To make use of the facilities at Royal Suva yacht club, you need to be a member. We took out membership, which costs fj$75 until the end of 2019. No fees to be paid for the hot showers, access to fresh water , diesel and petrol. Diesel cost fj$1.82 per liter.
We took our empty lpg bottle to Fiji gas for a refill on Monday. We arranged to collect on Wednesday, but it was not ready yet. Everything works on Fiji time. Maybe the delay is because we are using a 9kg bottle, where they are selling 12 kg bottles.
We took the bus to Laucala beach. We passed a number of motor spares shops, as well as a scrapyard or two. I need some parts and we made a note to take the same bus again for some shopping. We passed the International School where our friends teach. It was a very good outing to see a bit more of the island life in Suva's inland suburbs. We went back on the same bus, but got off at Nabua settlement. It turned out that we selected a day where the rain did not stop. We were walking kilometers from one shop to the next, without finding the needed spares. Eventually we got back on a bus in Samabula. Although it was raining and we got soaked, it was a pleasure walking in the rain.
We took a bus to Laucala Bay and the University of the South Pacific. USP has 14 campuses across 12 Pacific Island countries, with the main campus in Suva, Fiji. They welcome international students to enroll. There is apparently only one other University like this and it is the University of the West Indies in Jamaica. They serve 17 English speaking countries in the Caribbean.

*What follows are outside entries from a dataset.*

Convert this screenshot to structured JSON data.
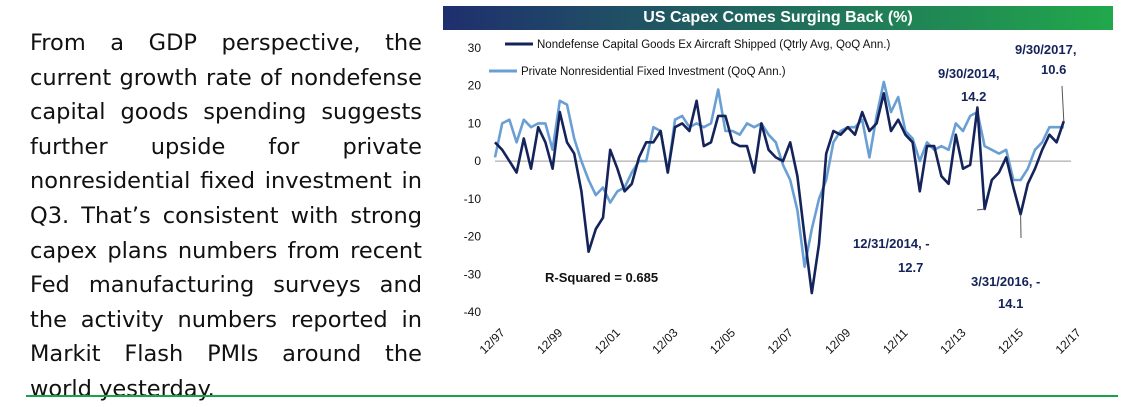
{
  "article": {
    "paragraph": "From a GDP perspective, the current growth rate of nondefense capital goods spending suggests further upside for private nonresidential fixed investment in Q3. That’s consistent with strong capex plans numbers from recent Fed manufacturing surveys and the activity numbers reported in Markit Flash PMIs around the world yesterday."
  },
  "colors": {
    "title_gradient_start": "#1f2f6e",
    "title_gradient_end": "#21a84b",
    "series_dark": "#14235a",
    "series_light": "#6a9fd4",
    "rule": "#1aa14a"
  },
  "chart_data": {
    "type": "line",
    "title": "US Capex Comes Surging Back (%)",
    "xlabel": "",
    "ylabel": "",
    "ylim": [
      -40,
      30
    ],
    "yticks": [
      30,
      20,
      10,
      0,
      -10,
      -20,
      -30,
      -40
    ],
    "xlim": [
      "1997-12",
      "2017-12"
    ],
    "xticks": [
      "12/97",
      "12/99",
      "12/01",
      "12/03",
      "12/05",
      "12/07",
      "12/09",
      "12/11",
      "12/13",
      "12/15",
      "12/17"
    ],
    "grid": false,
    "legend_position": "top",
    "series": [
      {
        "name": "Nondefense Capital Goods Ex Aircraft Shipped (Qtrly Avg, QoQ Ann.)",
        "x": [
          "1997-12",
          "1998-03",
          "1998-06",
          "1998-09",
          "1998-12",
          "1999-03",
          "1999-06",
          "1999-09",
          "1999-12",
          "2000-03",
          "2000-06",
          "2000-09",
          "2000-12",
          "2001-03",
          "2001-06",
          "2001-09",
          "2001-12",
          "2002-03",
          "2002-06",
          "2002-09",
          "2002-12",
          "2003-03",
          "2003-06",
          "2003-09",
          "2003-12",
          "2004-03",
          "2004-06",
          "2004-09",
          "2004-12",
          "2005-03",
          "2005-06",
          "2005-09",
          "2005-12",
          "2006-03",
          "2006-06",
          "2006-09",
          "2006-12",
          "2007-03",
          "2007-06",
          "2007-09",
          "2007-12",
          "2008-03",
          "2008-06",
          "2008-09",
          "2008-12",
          "2009-03",
          "2009-06",
          "2009-09",
          "2009-12",
          "2010-03",
          "2010-06",
          "2010-09",
          "2010-12",
          "2011-03",
          "2011-06",
          "2011-09",
          "2011-12",
          "2012-03",
          "2012-06",
          "2012-09",
          "2012-12",
          "2013-03",
          "2013-06",
          "2013-09",
          "2013-12",
          "2014-03",
          "2014-06",
          "2014-09",
          "2014-12",
          "2015-03",
          "2015-06",
          "2015-09",
          "2015-12",
          "2016-03",
          "2016-06",
          "2016-09",
          "2016-12",
          "2017-03",
          "2017-06",
          "2017-09"
        ],
        "values": [
          5,
          3,
          0,
          -3,
          6,
          -2,
          9,
          5,
          -2,
          13,
          5,
          2,
          -8,
          -24,
          -18,
          -15,
          3,
          -2,
          -8,
          -6,
          1,
          5,
          5,
          8,
          -3,
          9,
          10,
          8,
          16,
          4,
          5,
          12,
          12,
          5,
          4,
          4,
          -3,
          10,
          3,
          1,
          0,
          5,
          -4,
          -20,
          -35,
          -22,
          2,
          8,
          7,
          9,
          7,
          13,
          8,
          10,
          18,
          8,
          11,
          7,
          5,
          -8,
          4,
          4,
          -4,
          -6,
          7,
          -2,
          -1,
          14.2,
          -12.7,
          -5,
          -3,
          1,
          -7,
          -14.1,
          -6,
          -2,
          3,
          7,
          5,
          10.6
        ]
      },
      {
        "name": "Private Nonresidential Fixed Investment (QoQ Ann.)",
        "x": [
          "1997-12",
          "1998-03",
          "1998-06",
          "1998-09",
          "1998-12",
          "1999-03",
          "1999-06",
          "1999-09",
          "1999-12",
          "2000-03",
          "2000-06",
          "2000-09",
          "2000-12",
          "2001-03",
          "2001-06",
          "2001-09",
          "2001-12",
          "2002-03",
          "2002-06",
          "2002-09",
          "2002-12",
          "2003-03",
          "2003-06",
          "2003-09",
          "2003-12",
          "2004-03",
          "2004-06",
          "2004-09",
          "2004-12",
          "2005-03",
          "2005-06",
          "2005-09",
          "2005-12",
          "2006-03",
          "2006-06",
          "2006-09",
          "2006-12",
          "2007-03",
          "2007-06",
          "2007-09",
          "2007-12",
          "2008-03",
          "2008-06",
          "2008-09",
          "2008-12",
          "2009-03",
          "2009-06",
          "2009-09",
          "2009-12",
          "2010-03",
          "2010-06",
          "2010-09",
          "2010-12",
          "2011-03",
          "2011-06",
          "2011-09",
          "2011-12",
          "2012-03",
          "2012-06",
          "2012-09",
          "2012-12",
          "2013-03",
          "2013-06",
          "2013-09",
          "2013-12",
          "2014-03",
          "2014-06",
          "2014-09",
          "2014-12",
          "2015-03",
          "2015-06",
          "2015-09",
          "2015-12",
          "2016-03",
          "2016-06",
          "2016-09",
          "2016-12",
          "2017-03",
          "2017-06",
          "2017-09"
        ],
        "values": [
          1,
          10,
          11,
          5,
          11,
          9,
          10,
          10,
          3,
          16,
          15,
          6,
          0,
          -5,
          -9,
          -7,
          -11,
          -8,
          -7,
          -3,
          0,
          0,
          9,
          8,
          -3,
          11,
          12,
          9,
          10,
          9,
          10,
          19,
          8,
          8,
          7,
          10,
          9,
          10,
          7,
          5,
          -1,
          -5,
          -13,
          -28,
          -18,
          -10,
          -5,
          5,
          8,
          9,
          9,
          11,
          1,
          12,
          21,
          13,
          17,
          8,
          6,
          0,
          5,
          3,
          4,
          3,
          10,
          8,
          12,
          13,
          4,
          3,
          2,
          3,
          -5,
          -5,
          -2,
          3,
          5,
          9,
          9,
          9
        ]
      }
    ],
    "r_squared_label": "R-Squared = 0.685",
    "annotations": [
      {
        "label": "9/30/2017, 10.6",
        "x": "2017-09",
        "y": 10.6
      },
      {
        "label": "9/30/2014, 14.2",
        "x": "2014-09",
        "y": 14.2
      },
      {
        "label": "12/31/2014, -12.7",
        "x": "2014-12",
        "y": -12.7
      },
      {
        "label": "3/31/2016, -14.1",
        "x": "2016-03",
        "y": -14.1
      }
    ]
  }
}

When I woke up on Sunday, I felt that one of my k9 tooth were very sensitive. It is a tooth with a root canal treatment that was done last year in South Africa. I realized that it must mean that there is an abscess. I had some antibiotics on the yacht and started with the treatment right away. On Monday, I went to the first dentist who could only help me on Wednesday. I found a second dentist at Bright Smile Dentists and he was able to extract the tooth after they checked my blood pressure and sugar levels. I walked out of the practice with a tooth in my pocket, a Kiwi smile and $50 less in my wallet.